La forêt entre les deux - quel beau livre, comme un câlin dans la tourmente.  Par son format, sa couverture cartonnée comme veloutée et son papier bouffant, déjà c’est un objet doux. Ensuite il y a tout ce que convoquent l’aquarelle, le trait, la typographie, qui ont l’élégance de ce qui semble simple en apparence. Et les éditions MeMo nous offrent un merveilleux rendu de couleurs grâce à leur exigence en matière de photogravure qui permet de rester au plus prés des planches de l’illustratrice.


Que l’on connaisse ou pas Mélanie Rutten, on se rend vite compte que son univers est bien singulier, tout comme sa manière de raconter. Elle invente ses textes et ses images, qu’elle fait jouer dans tout l’espace des doubles pages, avec parfois de grandes illustrations sur une seule page, comme un tableau d’artiste.

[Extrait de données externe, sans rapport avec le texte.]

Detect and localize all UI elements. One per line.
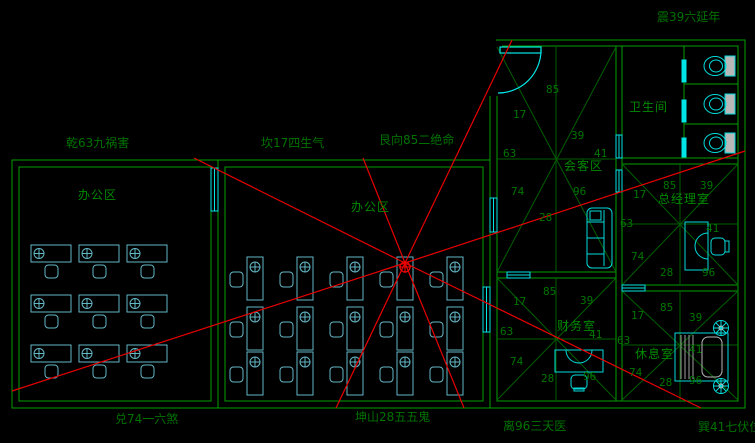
desk-workstation [430, 307, 463, 350]
sector-star-gm-office [622, 164, 738, 285]
compass-label-sw: 兑74一六煞 [115, 413, 178, 425]
sector-number: 28 [539, 212, 552, 223]
compass-label-se: 巽41七伏位 [698, 421, 755, 433]
sector-number: 28 [541, 373, 554, 384]
window [507, 272, 530, 278]
desk-workstation [280, 307, 313, 350]
window [616, 135, 622, 158]
compass-label-nw: 乾63九祸害 [66, 137, 129, 149]
sector-number: 96 [702, 267, 715, 278]
room-label-gm-office: 总经理室 [658, 193, 710, 205]
desk-workstation [79, 245, 119, 278]
room-label-office-left: 办公区 [78, 189, 117, 201]
desk-workstation [127, 345, 167, 378]
desk-workstation [127, 295, 167, 328]
office-left-workstations[interactable] [31, 245, 167, 378]
desk-workstation [330, 307, 363, 350]
sector-number: 17 [513, 296, 526, 307]
sector-number: 85 [546, 84, 559, 95]
desk-workstation [230, 257, 263, 300]
windows[interactable] [211, 60, 686, 332]
desk-workstation [127, 245, 167, 278]
sector-number: 96 [573, 186, 586, 197]
desk-workstation [330, 352, 363, 395]
compass-label-s2: 离96三天医 [503, 420, 566, 432]
sector-number: 17 [513, 109, 526, 120]
sector-number: 63 [503, 148, 516, 159]
sector-number: 63 [620, 218, 633, 229]
sector-number: 85 [660, 302, 673, 313]
window [211, 168, 218, 211]
sector-number: 17 [633, 189, 646, 200]
room-label-bathroom: 卫生间 [629, 101, 668, 113]
toilet-fixture [704, 56, 735, 76]
desk-workstation [31, 245, 71, 278]
toilets[interactable] [704, 56, 735, 153]
toilet-fixture [704, 94, 735, 114]
compass-label-n1: 坎17四生气 [261, 137, 324, 149]
compass-label-n2: 艮向85二绝命 [379, 134, 454, 146]
sector-number: 85 [663, 180, 676, 191]
desk-workstation [79, 295, 119, 328]
sector-number: 39 [700, 180, 713, 191]
sector-number: 96 [583, 371, 596, 382]
sector-number: 74 [631, 251, 644, 262]
plant-ornament[interactable] [714, 379, 729, 394]
meeting-sofa[interactable] [587, 208, 612, 268]
sector-number: 28 [660, 267, 673, 278]
room-label-office-mid: 办公区 [351, 201, 390, 213]
window [490, 198, 497, 232]
window [616, 170, 622, 192]
sector-number: 96 [689, 375, 702, 386]
sector-number: 74 [511, 186, 524, 197]
sector-number: 74 [629, 367, 642, 378]
room-label-meeting: 会客区 [564, 160, 603, 172]
cad-canvas[interactable]: 乾63九祸害 坎17四生气 艮向85二绝命 震39六延年 兑74一六煞 坤山28… [0, 0, 755, 443]
window [483, 287, 490, 332]
sector-number: 39 [571, 130, 584, 141]
desk-workstation [430, 257, 463, 300]
stall-door [682, 100, 686, 122]
desk-workstation [280, 257, 313, 300]
room-label-rest: 休息室 [635, 348, 674, 360]
entrance-door[interactable] [498, 47, 541, 93]
plant-ornament[interactable] [714, 321, 729, 336]
compass-label-s1: 坤山28五五鬼 [355, 411, 430, 423]
compass-label-ne: 震39六延年 [657, 11, 720, 23]
desk-workstation [31, 295, 71, 328]
sector-number: 39 [689, 312, 702, 323]
sector-number: 63 [500, 326, 513, 337]
sector-number: 41 [589, 329, 602, 340]
desk-workstation [280, 352, 313, 395]
sector-number: 85 [543, 286, 556, 297]
window [622, 285, 645, 291]
sector-number: 41 [706, 223, 719, 234]
stall-door [682, 60, 686, 82]
desk-workstation [230, 307, 263, 350]
sector-number: 63 [617, 335, 630, 346]
desk-workstation [380, 352, 413, 395]
sector-number: 41 [689, 344, 702, 355]
desk-workstation [31, 345, 71, 378]
office-mid-workstations[interactable] [230, 257, 463, 395]
desk-workstation [79, 345, 119, 378]
sector-number: 74 [510, 356, 523, 367]
sector-number: 41 [594, 148, 607, 159]
toilet-fixture [704, 133, 735, 153]
sector-number: 17 [631, 310, 644, 321]
desk-workstation [380, 307, 413, 350]
sector-number: 28 [659, 377, 672, 388]
desk-workstation [430, 352, 463, 395]
desk-workstation [230, 352, 263, 395]
sector-number: 39 [580, 295, 593, 306]
stall-door [682, 138, 686, 157]
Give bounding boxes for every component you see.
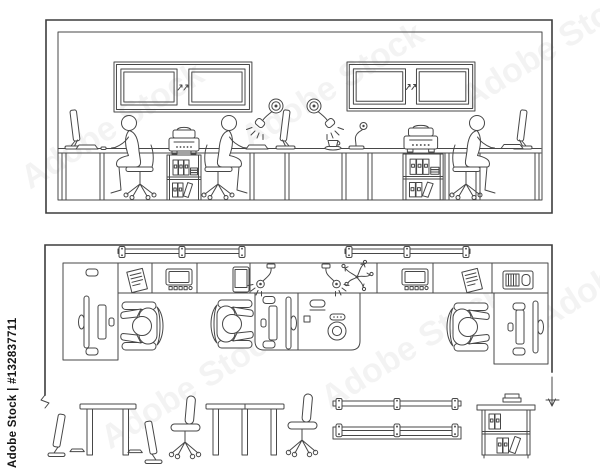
keyboard-icon	[246, 145, 268, 149]
paper-tray-icon	[263, 341, 275, 348]
coffee-cup-icon	[325, 141, 341, 151]
bookshelf-icon	[477, 394, 535, 458]
ceiling-light-icon	[345, 247, 470, 258]
printer-icon	[404, 125, 438, 152]
paper-tray-icon	[86, 269, 98, 276]
paper-tray-icon	[513, 348, 525, 355]
watermark-tile: Adobe Stock	[454, 0, 600, 117]
paper-tray-icon	[86, 348, 98, 355]
desk-left	[63, 263, 118, 360]
light-fixture-plan-icon	[333, 424, 461, 439]
ceiling-light-icon	[118, 247, 245, 258]
monitor-side-icon	[48, 414, 65, 457]
office-line-drawing: Adobe Stock Adobe Stock Adobe Stock Adob…	[0, 0, 600, 474]
printer-icon	[169, 127, 199, 154]
direction-arrow-icon	[546, 377, 559, 406]
table-icon	[206, 404, 284, 455]
stock-illustration-office-cad-drawing: Adobe Stock Adobe Stock Adobe Stock Adob…	[0, 0, 600, 474]
adobe-stock-watermark: Adobe Stock | #132837711	[7, 317, 19, 468]
shelf-unit-icon	[403, 154, 443, 200]
telephone-icon	[310, 300, 325, 307]
keyboard-icon	[76, 145, 98, 149]
printer-top-icon	[503, 271, 533, 289]
keyboard-side-icon	[70, 449, 84, 452]
watermark-tiles: Adobe Stock Adobe Stock Adobe Stock Adob…	[14, 0, 600, 457]
mouse-icon	[101, 147, 106, 150]
office-chair-icon	[286, 394, 317, 457]
mug-icon	[328, 322, 346, 340]
plan-view	[41, 245, 559, 408]
wall-break-icon	[41, 395, 49, 408]
seated-worker-top-icon	[211, 300, 253, 348]
shelf-unit-icon	[167, 155, 201, 200]
seated-worker-top-icon	[121, 302, 163, 350]
speakerphone-icon	[330, 314, 345, 320]
desk-lamp-icon	[349, 123, 367, 150]
keyboard-side-icon	[128, 450, 142, 453]
seated-worker-icon	[450, 116, 495, 200]
paper-tray-icon	[513, 303, 525, 310]
paper-tray-icon	[263, 297, 275, 304]
monitor-icon	[513, 110, 532, 149]
keyboard-icon	[501, 145, 523, 149]
tablet-icon	[233, 267, 249, 292]
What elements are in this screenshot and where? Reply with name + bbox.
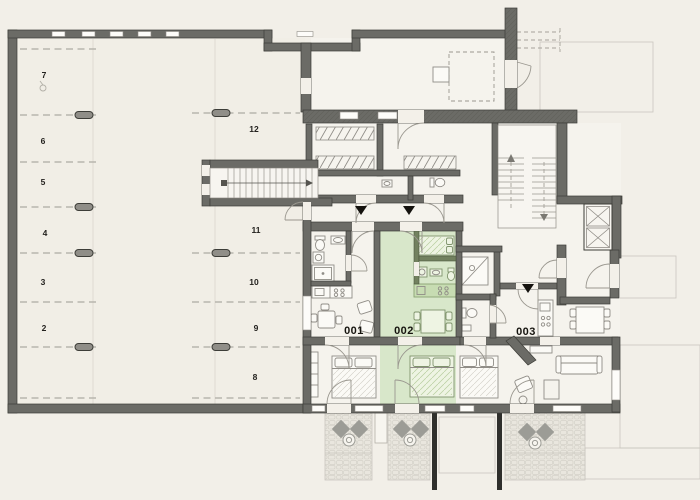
kitchen-counter-icon bbox=[312, 286, 352, 298]
shelf-rack bbox=[316, 127, 374, 140]
toilet-icon bbox=[462, 308, 477, 318]
main-staircase bbox=[210, 168, 318, 198]
single-bed-icon bbox=[418, 236, 454, 255]
parking-spot-7: 7 bbox=[42, 70, 47, 80]
shower-icon bbox=[312, 265, 334, 282]
parking-spot-10: 10 bbox=[249, 277, 259, 287]
wheel-stop bbox=[75, 250, 93, 257]
shelf-rack bbox=[316, 156, 374, 169]
parking-spot-9: 9 bbox=[254, 323, 259, 333]
dining-table-icon bbox=[570, 307, 610, 333]
double-bed-icon bbox=[460, 356, 498, 398]
terrace-002 bbox=[388, 413, 430, 480]
parking-spot-11: 11 bbox=[252, 225, 261, 235]
wheel-stop bbox=[212, 250, 230, 257]
kitchen-counter-icon bbox=[414, 284, 456, 297]
parking-spot-4: 4 bbox=[43, 228, 48, 238]
sink-icon bbox=[430, 269, 442, 276]
wheel-stop bbox=[75, 112, 93, 119]
parking-spot-8: 8 bbox=[253, 372, 258, 382]
double-bed-icon bbox=[410, 356, 454, 397]
terrace-001 bbox=[325, 413, 372, 480]
kitchen-counter-icon bbox=[538, 300, 553, 336]
unit-label-001[interactable]: 001 bbox=[344, 325, 364, 337]
toilet-icon bbox=[447, 268, 454, 280]
sofa-icon bbox=[556, 356, 602, 374]
wheel-stop bbox=[75, 204, 93, 211]
double-bed-icon bbox=[332, 356, 376, 398]
toilet-icon bbox=[430, 178, 445, 187]
parking-spot-12: 12 bbox=[249, 124, 259, 134]
shelf-rack bbox=[404, 156, 456, 169]
wheel-stop bbox=[212, 344, 230, 351]
sink-icon bbox=[331, 236, 345, 244]
parking-spot-6: 6 bbox=[41, 136, 46, 146]
sink-icon bbox=[382, 180, 392, 187]
parking-spot-5: 5 bbox=[41, 177, 46, 187]
terrace-table-icon bbox=[343, 434, 355, 446]
terrace-table-icon bbox=[404, 434, 416, 446]
terrace-table-icon bbox=[529, 437, 541, 449]
elevator-icon bbox=[584, 204, 612, 250]
stairwell bbox=[498, 125, 556, 228]
floor-plan: 7 6 5 4 3 2 12 11 10 9 8 bbox=[0, 0, 700, 500]
unit-label-003[interactable]: 003 bbox=[516, 326, 536, 338]
toilet-icon bbox=[315, 236, 325, 251]
parking-spot-2: 2 bbox=[42, 323, 47, 333]
tv-console-icon bbox=[530, 346, 552, 353]
control-box bbox=[433, 67, 449, 82]
wheel-stop bbox=[75, 344, 93, 351]
terrace-divider-planter bbox=[375, 413, 387, 443]
parking-spot-3: 3 bbox=[41, 277, 46, 287]
shower-icon bbox=[462, 257, 488, 285]
unit-label-002[interactable]: 002 bbox=[394, 325, 414, 337]
washing-machine-icon bbox=[313, 252, 324, 263]
wheel-stop bbox=[212, 110, 230, 117]
sink-icon bbox=[462, 325, 471, 331]
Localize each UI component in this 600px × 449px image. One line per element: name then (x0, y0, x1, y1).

Et l’histoire ? On y rentre immédiatement, dès les pages de garde qui forment un sas de pures couleurs et sensations d’où l’on plonge dans la blancheur qui sert de décor à un court prologue. Prologue en forme de dialogue mignon, dont on n’aura la clef qu’à la fin et qui ouvre l’album par un secret et une énigme.

Et puis on assiste à un divorce déroulé sur deux doubles pages se terminant en noir et blanc avec l’apparition du héros de la couverture, fillette sans nom qui, rendue furieuse de se partager entre deux maisons, a décidé de devenir Soldat. S’ensuit un récit rythmé par un “Avant” et un “Après” et cinq forêts qui sont autant d’états d’âmes. La bleue pour rêver et lâcher-prise, la rouge lieu de la colère, la forêt noire de la nuit royaume des histoires, la jaune du jeu inventé ensemble qui est un trésor précieux. Et enfin la grise du désespoir, de la pluie de larmes mais aussi de l’expérience.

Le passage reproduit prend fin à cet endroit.